A blast from the past - my "swimsuit Barbie" |
I am neither a Barbie doll
detractor nor apologist. Like most
girls growing up in the 1960’s, I had a Barbie. The only thing I ever learned from Barbie was how to mix and
match outfits and accessorize them.
I never confused Barbie with reality. I was quite sure she came from an
impossibly rich family while everyone I knew worked hard for a living. No one I
knew even remotely resembled her physically, let alone possessed her extensive
and glamorous wardrobe. Nor did
Barbie have a negative affect on my self-image. I never felt inadequate because
I had no hope of looking like her, and once I outgrew her, I never gave Barbie
a second thought. She was not a major factor in my emotional development.
But then, the technology to
bombard my impressionable young psyche with sexual images and messages did not
exist. I grew up in the age of black and white television, watching wholesome
shows like Leave it to Beaver and The Brady Bunch. We had party line
telephones, not smart phones. There was no such thing as social media where today’s
marketing gurus have Barbie blogging and tweeting her “#unapolgetic” message
that it is okay to be a model and wear a bikini.

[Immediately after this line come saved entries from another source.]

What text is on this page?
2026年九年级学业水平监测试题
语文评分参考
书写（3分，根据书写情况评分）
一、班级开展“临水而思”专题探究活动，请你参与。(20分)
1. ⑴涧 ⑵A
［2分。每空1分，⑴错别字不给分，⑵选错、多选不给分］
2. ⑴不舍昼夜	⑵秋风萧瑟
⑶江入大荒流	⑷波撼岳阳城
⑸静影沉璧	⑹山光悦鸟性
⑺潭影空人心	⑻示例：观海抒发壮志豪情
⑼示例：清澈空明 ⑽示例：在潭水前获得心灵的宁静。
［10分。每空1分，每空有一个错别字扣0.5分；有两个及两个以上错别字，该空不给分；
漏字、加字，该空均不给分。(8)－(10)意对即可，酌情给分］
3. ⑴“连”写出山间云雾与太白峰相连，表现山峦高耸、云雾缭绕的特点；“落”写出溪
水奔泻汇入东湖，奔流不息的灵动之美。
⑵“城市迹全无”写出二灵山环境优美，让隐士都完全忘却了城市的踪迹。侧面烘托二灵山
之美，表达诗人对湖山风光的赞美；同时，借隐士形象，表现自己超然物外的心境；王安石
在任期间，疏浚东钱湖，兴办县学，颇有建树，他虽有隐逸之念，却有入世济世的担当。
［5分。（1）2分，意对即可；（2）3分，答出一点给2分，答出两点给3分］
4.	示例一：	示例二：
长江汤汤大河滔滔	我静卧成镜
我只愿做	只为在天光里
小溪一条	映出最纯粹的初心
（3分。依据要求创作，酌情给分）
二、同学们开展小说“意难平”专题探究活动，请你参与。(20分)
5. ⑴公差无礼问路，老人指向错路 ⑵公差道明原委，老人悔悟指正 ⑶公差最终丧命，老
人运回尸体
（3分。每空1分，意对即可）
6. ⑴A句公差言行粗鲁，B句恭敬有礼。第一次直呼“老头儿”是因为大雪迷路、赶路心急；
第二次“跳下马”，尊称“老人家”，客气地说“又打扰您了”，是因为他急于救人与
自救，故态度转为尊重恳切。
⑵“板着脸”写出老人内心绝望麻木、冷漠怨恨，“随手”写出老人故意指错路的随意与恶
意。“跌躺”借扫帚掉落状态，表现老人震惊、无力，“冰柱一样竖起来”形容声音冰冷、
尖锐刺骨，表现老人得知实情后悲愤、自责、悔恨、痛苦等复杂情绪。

Of course it is okay; girls can
and do model swimsuits - for catalogues like Sears, and other department stores
that sell kids clothes. They
should not be posing in swimsuits for a sexy issue of a magazine for men, and those
women who are old enough to do so are not playing with Barbie dolls, following
her blog, or tuning into her tweets.
The messaging says something quite different
The marketing of this Barbie, and
not the look of the doll itself, bothers me. The marketing conveys and reinforces the idea that women are sex symbols. Playing to both the imagination
of children and adults, the marketing campaign links a little girl’s doll to a
magazine for middle-aged men devoted to provocative photos of scantily clad
women.
Company executives want us to
think that Barbie’s association with successful SI swimsuit alumni celebrates
women’s accomplishments as entrepreneurs, but in proclaiming Barbie as “the
doll that started it all”, the messaging says something quite different; women
are dolls, and in this case, dolls are playthings for men. It is a poor, if not
disturbing, message for everyone.
The partnership of Barbie and SI
Swimsuit has nothing to do with empowering choices for girls no matter how the
executives spin it. It is, unapologetically, about making a profit for
companies. And while there are those who think the campaign is clever and
witty, in my view, it is unprincipled and sad.